Thailand’s oldest uni scraps mandatory uniforms for law students
The law faculty of Thailand’s oldest university has given its verdict in a dispute that has split the country’s education authorities.
Chulalongkorn University’s Faculty of Law will now permit students to wear their own clothes instead of uniforms to attend classes. The move could set a precedent for universities across Thailand, where mandatory uniforms are the norm.
Lifting of the mandatory uniform rule for law students was announced by Chula lecturer Ponson Liengboonlertchai in a Facebook post on Monday.

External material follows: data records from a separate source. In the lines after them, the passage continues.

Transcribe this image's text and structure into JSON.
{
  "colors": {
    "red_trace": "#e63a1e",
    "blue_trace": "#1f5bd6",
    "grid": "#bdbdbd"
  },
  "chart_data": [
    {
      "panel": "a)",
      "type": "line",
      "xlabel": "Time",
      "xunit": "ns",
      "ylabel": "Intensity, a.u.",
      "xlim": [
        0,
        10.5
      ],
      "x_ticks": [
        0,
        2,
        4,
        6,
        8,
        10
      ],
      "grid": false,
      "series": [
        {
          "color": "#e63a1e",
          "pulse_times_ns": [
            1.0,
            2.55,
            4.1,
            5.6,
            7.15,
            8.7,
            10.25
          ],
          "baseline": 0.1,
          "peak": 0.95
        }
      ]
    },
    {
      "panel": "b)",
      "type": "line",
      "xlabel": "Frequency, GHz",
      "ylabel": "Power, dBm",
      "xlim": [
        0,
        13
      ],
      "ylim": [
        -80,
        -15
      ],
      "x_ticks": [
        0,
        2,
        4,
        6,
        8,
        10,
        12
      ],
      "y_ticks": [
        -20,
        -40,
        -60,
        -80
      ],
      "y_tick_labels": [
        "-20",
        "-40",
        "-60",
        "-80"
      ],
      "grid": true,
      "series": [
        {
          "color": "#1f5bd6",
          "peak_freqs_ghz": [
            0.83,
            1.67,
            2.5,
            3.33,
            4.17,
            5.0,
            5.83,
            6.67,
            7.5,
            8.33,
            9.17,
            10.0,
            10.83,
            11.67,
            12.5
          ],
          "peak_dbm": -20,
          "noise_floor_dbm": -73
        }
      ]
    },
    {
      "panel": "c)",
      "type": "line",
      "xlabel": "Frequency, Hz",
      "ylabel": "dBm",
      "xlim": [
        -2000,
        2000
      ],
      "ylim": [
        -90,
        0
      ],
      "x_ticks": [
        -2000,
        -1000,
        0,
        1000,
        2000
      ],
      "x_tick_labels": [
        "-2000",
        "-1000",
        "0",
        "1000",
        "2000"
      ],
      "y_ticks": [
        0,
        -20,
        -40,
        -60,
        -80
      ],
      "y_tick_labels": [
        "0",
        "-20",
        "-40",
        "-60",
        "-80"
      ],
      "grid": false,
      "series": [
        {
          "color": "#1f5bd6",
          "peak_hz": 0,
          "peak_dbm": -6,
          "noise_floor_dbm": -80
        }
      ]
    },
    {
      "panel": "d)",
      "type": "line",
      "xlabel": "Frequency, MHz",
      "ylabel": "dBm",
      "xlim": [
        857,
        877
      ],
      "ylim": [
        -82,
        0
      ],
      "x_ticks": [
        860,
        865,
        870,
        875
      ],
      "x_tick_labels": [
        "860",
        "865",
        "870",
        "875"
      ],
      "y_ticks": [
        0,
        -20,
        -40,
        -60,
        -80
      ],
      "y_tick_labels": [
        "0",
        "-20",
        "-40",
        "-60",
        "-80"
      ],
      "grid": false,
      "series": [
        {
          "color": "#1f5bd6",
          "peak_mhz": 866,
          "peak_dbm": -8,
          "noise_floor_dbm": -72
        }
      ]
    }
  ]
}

Ponson said that all 14 Chula law lecturers had signed a letter addressed to the faculty’s dean, permitting students to wear their own clothes to attend classes as long as they dressed politely.
“In summary, the letter says that all the lecturers agreed students should be free to dress as they like, which is a freedom guaranteed by the Constitution,” Ponson said.
The absence of uniforms would not affect students’ ability to study, he explained.
He added that he and his colleagues believed that the effectiveness of teaching and learning in classes had nothing to do with uniforms.
“As a result, all 14 lecturers of the Chulalongkorn University Law Faculty, including me, jointly drafted the memo permitting undergraduate students to wear either uniforms or polite clothes to attend lectures,” Ponson said.
The post drew over 580 likes, 130 shares and 17 comments in four hours.
Chulalongkorn University was founded in 1917. Its uniforms have long been the model for uniforms adopted in universities across Thailand.